Skills read from and write to an enriched document tree that exists in memory. Initially, an enriched document is just the raw content extracted from a data source (articulated as the “/document” root node). With each skill execution, the enriched document gains structure and substance as each skill writes its output as nodes in the graph.

After skillset execution is complete, the output of an enriched document is routed to an index through user-defined output field mappings.

At a high level, this is what we are achieving.

So, let’s see this in action. I’ve already created my resources in Azure: my index, my indexer, my skill set, and my custom web API, which runs in Azure Functions. You can find this code in my GitHub repository, available here: https://github.com/georgeollis/azure-ai-search

I’ll begin by uploading files to my Azure Storage account. These files are not important, but they contain interesting animal facts written in English. What we should expect at the end of this process is that we extract the text from the documents, translate the text into French, and then call a custom web API (which returns a “Hello World” response).

This text document has the following:

File 1 – The Secret Life of Otters Otters are the river’s comedians, slipping through the water with a grin that seems almost human. They juggle pebbles as if practising for a circus act, and their dens—called holts—are tucked away like hidden theatres. Watching them tumble and play, you’d swear they were rehearsing a routine for an audience of reeds and dragonflies.

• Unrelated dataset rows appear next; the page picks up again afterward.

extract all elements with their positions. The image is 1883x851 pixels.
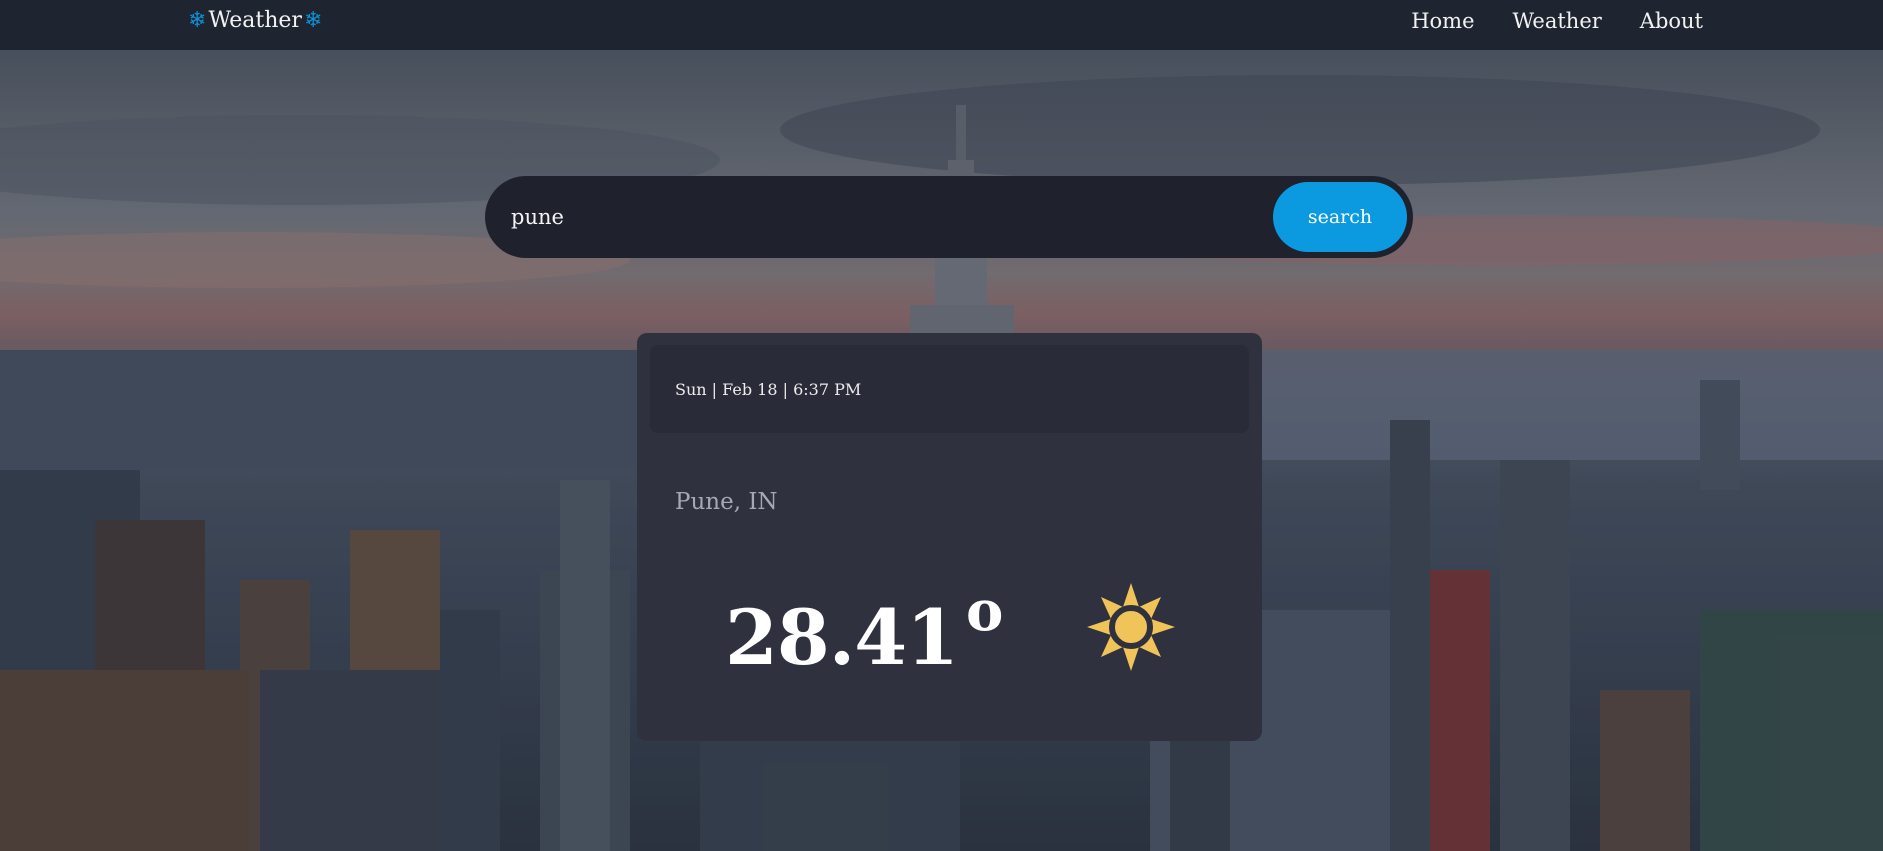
brand-title: Weather — [208, 8, 302, 33]
temperature-readout: 28.41 o — [725, 583, 1003, 676]
search-bar: search — [485, 176, 1413, 258]
degree-symbol: o — [965, 578, 1003, 644]
date-panel: Sun | Feb 18 | 6:37 PM — [650, 345, 1249, 433]
snowflake-icon: ❄ — [188, 7, 207, 33]
search-button[interactable]: search — [1273, 182, 1407, 252]
date-time: Sun | Feb 18 | 6:37 PM — [675, 379, 862, 399]
snowflake-icon: ❄ — [303, 7, 323, 33]
nav-link-about[interactable]: About — [1640, 9, 1703, 33]
weather-card: Sun | Feb 18 | 6:37 PM Pune, IN 28.41 o — [637, 333, 1262, 741]
location-name: Pune, IN — [675, 489, 778, 515]
nav-links: Home Weather About — [1411, 9, 1703, 33]
top-navbar: ❄ Weather ❄ Home Weather About — [0, 0, 1883, 50]
sun-icon — [1085, 581, 1177, 673]
city-search-input[interactable] — [511, 187, 1273, 247]
brand-logo[interactable]: ❄ Weather ❄ — [188, 8, 322, 33]
nav-link-weather[interactable]: Weather — [1513, 9, 1602, 33]
temperature-value: 28.41 — [725, 593, 959, 682]
nav-link-home[interactable]: Home — [1411, 9, 1474, 33]
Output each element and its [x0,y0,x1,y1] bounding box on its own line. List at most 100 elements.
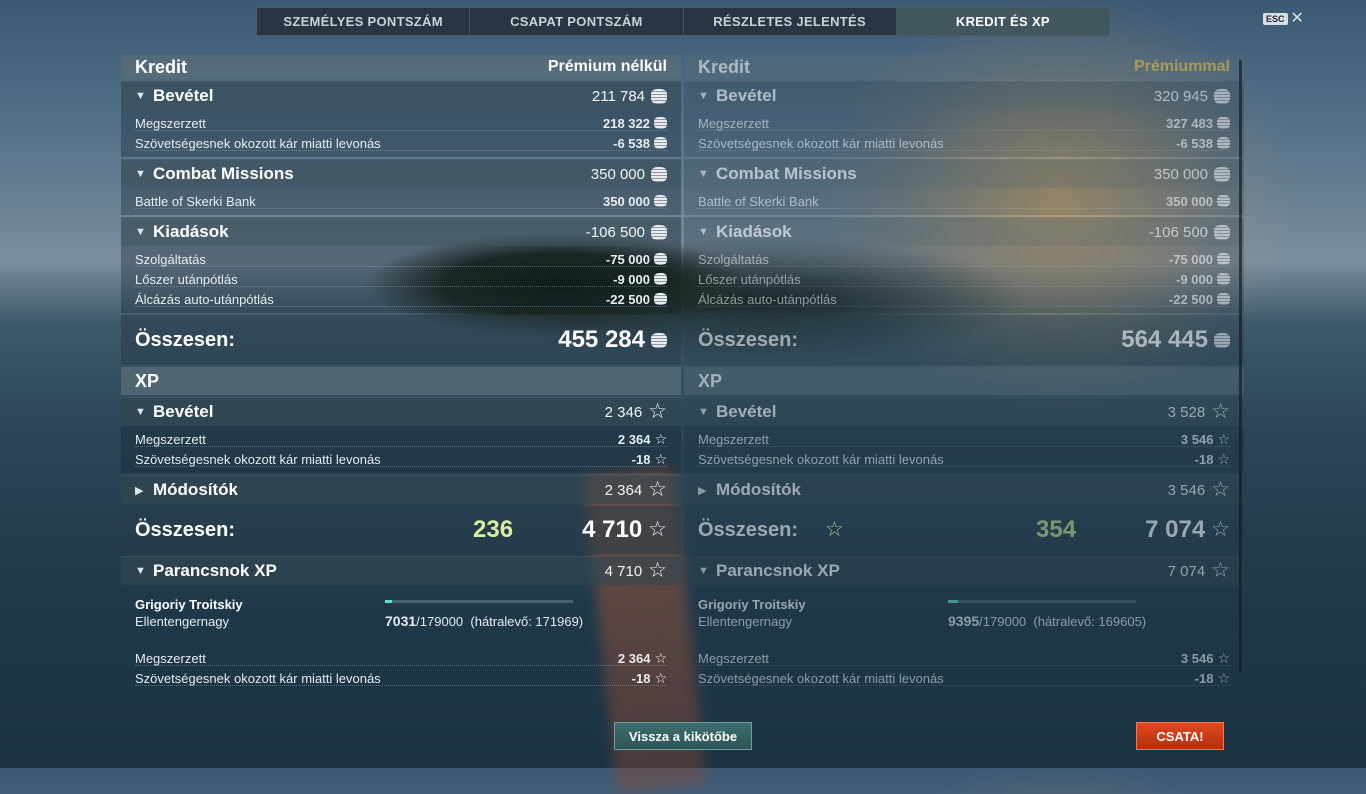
section-income[interactable]: ▼ Bevétel 320 945 [684,81,1244,110]
star-icon: ☆ [1217,670,1230,686]
list-item: Álcázás auto-utánpótlás -22 500 [121,289,681,309]
star-icon: ☆ [1217,650,1230,666]
list-item: Szövetségesnek okozott kár miatti levoná… [121,449,681,469]
commander-progress-bar [385,600,573,603]
credit-icon [651,224,667,240]
xp-total-value: 7 074 [1145,516,1206,543]
section-modifiers[interactable]: ▶ Módosítók 3 546 ☆ [684,475,1244,504]
collapse-triangle-icon: ▼ [135,90,146,102]
star-icon: ☆ [1211,400,1230,423]
section-label: Combat Missions [153,164,294,183]
star-icon: ☆ [648,400,667,423]
collapse-triangle-icon: ▼ [698,168,709,180]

Now let's run our indexer. The indexer is set to run manually, but it can be configured to run on a defined schedule.

Now, going back to the index, we can clearly see that it was successful and that the index was populated, and it did the following:

  • Extracted the text from the document
  • Translated the text from English to French
  • Called a custom web API, which returned hello world
{
  "@odata.context": "https://gdgfdfgdgdgdfdgfdfg.search.windows.net/indexes('test')/$metadata#docs(*)",
  "@odata.count": 1,
  "value": [
    {
      "@search.score": 1,
      "id": "aHR0cHM6Ly9zYWRhc2RzYWRzYWRhc2RzZGFzLmJsb2IuY29yZS53aW5kb3dzLm5ldC9kYXRhL05ldyUyMFRleHQlMjBEb2N1bWVudC50eHQ1",
      "text": "File 1 – The Secret Life of Otters Otters are the river’s comedians, slipping through the water with a grin that seems almost human. They juggle pebbles as if practising for a circus act, and their dens—called holts—are tucked away like hidden theatres. Watching them tumble and play, you’d swear they were rehearsing a routine for an audience of reeds and dragonflies.\n",
      "translation": "Dossier 1 – La vie secrète des loutres Les loutres sont les humoristes de la rivière, glissant dans l’eau avec un sourire presque humain. Ils jonglent avec des cailloux comme s’ils s’entraînaient pour un numéro de cirque, et leurs tanières — appelées holts — sont cachées comme des théâtres cachés. Les regardant tomber et jouer, on aurait juré qu’ils répétaient une routine devant un public de roseaux et de libellules.\n",
      "custom_skill": "Hello World"
    }
  ]
}

Hopefully, you can now see why skillsets and indexers are so important in Azure AI Search. They allow you to transform the data, and the best part is you don’t even need to write any complex logic, especially around the ingestion of documents – just let the indexer take care of removing items from the index when documents are deleted.

Thanks for reading this blog!